Hi we are using dgraph v1.0.17, we have around 1.4 Million vertices. Problem we are facing is that whenever we do bulk load or any changes in the schema, dgraph becomes unusable for 30-45 minutes. We believe that dgraph is busy in rebuilding schema which makes it unusable. Is this how it is supposed to be or we are doing something wrong here.

We are facing this issue on local with single dgraph zero and single dgraph alpha as well as on gke with 3 replicas of each.

Would really appreciate any help in this regard.

Thanks

Hi, index building takes time when you change the schema. However, we
have added background indexing in latest version by using which you can query dgraph while the index is rebuilding in background . You can get latest version from [Release Dgraph v20.03.1 · dgraph-io/dgraph · GitHub]
Also even without background indexing it shouldn’t take that much time. Can you please share schema here for us to test it ?

Hi Jatin, Thanks alot for taking time to answer my question.

We are planning to upgrade to dgraph v1.2.2 but it can take some time. Also I was wondering why sudden bump from v1.2 to v20.x, I was looking for the reason but couldnt find anything.

Thanks

Yeah,we are using calender versioning now. So,v20.x is nothing but Dgraph v2.0 release.
Also it will be helpful for us to see issue in more details if you can share schema with us.

gpc:uid . 
bvid:string @index(exact) . 
code:string . 
gsid:string @index(exact) . 
name:string @index(fulltext) @lang . 
type:string @index(exact) . 
depth:float . 
email:string @index(exact) . 
range:uid . 
width:float . 
bricks:uid @reverse . 
height:float . 
images:uid @reverse . 
source:uid . 
values:uid @reverse . 
classes:uid @reverse . 
comment:string . 
product:uid @reverse . 
rangeId:string . 
subType:string @index(exact) . 
version:default . 
dataType:string . 
families:uid @reverse . 
googleId:string @index(exact) . 
rootType:string @index(exact) . 
createdAt:int @index(int) . 
updatedAt:int @index(int) . 
attributes:uid @reverse . 
codeValues:uid . 
dgraph.xid:string @index(exact) . 
properties:uid . 
subclasses:uid . 
description:default . 
smartSearch:uid . 
dgraph.password:password . 
dgraph.group.acl:string . 
dgraph.user.group:uid @reverse . 

Thanks muhammadbial.It will be helpful for us to know what schema changes you were doing or this problem occur for every type of schema change?.Let us know if you face same issue after installing new version.

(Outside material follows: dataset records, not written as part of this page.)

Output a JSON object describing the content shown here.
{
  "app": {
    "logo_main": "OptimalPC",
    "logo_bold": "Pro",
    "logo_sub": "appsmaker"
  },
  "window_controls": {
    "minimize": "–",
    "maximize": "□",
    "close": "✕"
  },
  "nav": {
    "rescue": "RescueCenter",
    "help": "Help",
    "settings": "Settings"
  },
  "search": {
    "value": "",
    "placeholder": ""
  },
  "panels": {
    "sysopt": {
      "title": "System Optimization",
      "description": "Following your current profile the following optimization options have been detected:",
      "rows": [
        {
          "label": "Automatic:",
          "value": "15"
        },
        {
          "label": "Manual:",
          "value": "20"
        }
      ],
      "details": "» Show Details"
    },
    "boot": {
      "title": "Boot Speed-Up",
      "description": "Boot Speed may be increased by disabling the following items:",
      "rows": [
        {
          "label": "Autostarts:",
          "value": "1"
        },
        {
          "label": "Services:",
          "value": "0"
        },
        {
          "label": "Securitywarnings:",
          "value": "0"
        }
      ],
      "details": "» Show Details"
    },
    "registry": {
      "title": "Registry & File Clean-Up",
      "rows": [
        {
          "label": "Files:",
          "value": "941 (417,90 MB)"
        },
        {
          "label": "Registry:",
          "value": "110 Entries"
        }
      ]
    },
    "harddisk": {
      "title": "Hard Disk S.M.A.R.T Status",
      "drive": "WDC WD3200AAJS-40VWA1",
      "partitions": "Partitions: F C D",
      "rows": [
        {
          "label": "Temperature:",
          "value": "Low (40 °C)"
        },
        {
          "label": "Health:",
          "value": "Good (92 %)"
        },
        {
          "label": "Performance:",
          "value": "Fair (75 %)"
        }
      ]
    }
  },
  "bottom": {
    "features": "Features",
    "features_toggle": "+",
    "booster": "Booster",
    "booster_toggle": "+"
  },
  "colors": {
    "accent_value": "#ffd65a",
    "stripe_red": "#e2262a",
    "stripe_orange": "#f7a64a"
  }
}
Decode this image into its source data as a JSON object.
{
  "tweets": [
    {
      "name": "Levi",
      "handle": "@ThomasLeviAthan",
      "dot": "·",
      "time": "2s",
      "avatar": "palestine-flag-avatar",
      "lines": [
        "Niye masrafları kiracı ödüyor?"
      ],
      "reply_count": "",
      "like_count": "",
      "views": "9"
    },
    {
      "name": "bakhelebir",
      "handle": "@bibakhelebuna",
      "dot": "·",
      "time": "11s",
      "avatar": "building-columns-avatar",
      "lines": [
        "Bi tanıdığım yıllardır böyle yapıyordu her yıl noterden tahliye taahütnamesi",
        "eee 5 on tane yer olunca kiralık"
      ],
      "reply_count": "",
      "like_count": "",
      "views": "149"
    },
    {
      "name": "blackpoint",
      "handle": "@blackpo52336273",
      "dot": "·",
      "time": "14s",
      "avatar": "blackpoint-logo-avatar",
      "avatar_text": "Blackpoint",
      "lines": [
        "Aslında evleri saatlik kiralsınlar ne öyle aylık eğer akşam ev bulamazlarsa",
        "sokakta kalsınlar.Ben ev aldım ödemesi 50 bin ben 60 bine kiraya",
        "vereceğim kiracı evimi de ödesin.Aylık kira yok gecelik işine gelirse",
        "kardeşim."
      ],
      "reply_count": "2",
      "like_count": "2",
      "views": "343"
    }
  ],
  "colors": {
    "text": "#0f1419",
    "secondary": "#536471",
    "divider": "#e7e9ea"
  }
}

Hi Jatin, this occurs every time we do bulk load and also when we do any schema change. Like recently we just added this:

<volumetricWeight>: float .

Hi muhammadbilal,we have a movie dataset with 1 million triplets.
For that dataset on version v1.0.17 took 2m28.530383445s to load using live loader and any schema change was also quick.

You can download it using
wget “https://github.com/dgraph-io/tutorial/blob/master/resources/1million.rdf.gz?raw=true” -O 1million.rdf.gz -q

After that load it using live loader as :
dgraph live -r 1million.rdf.gz

Please report the time it take to load and for any schema change or any other issue.

Yes Jatin, this is really fast we have tested it many times in past. However our data is big. In our most recent backup we have 10.6 million triplets.
Even bulk loader takes more then 20 minutes to load our data.

Yeah, got it.Installing new version should solve the problem. Thanks for your inputs.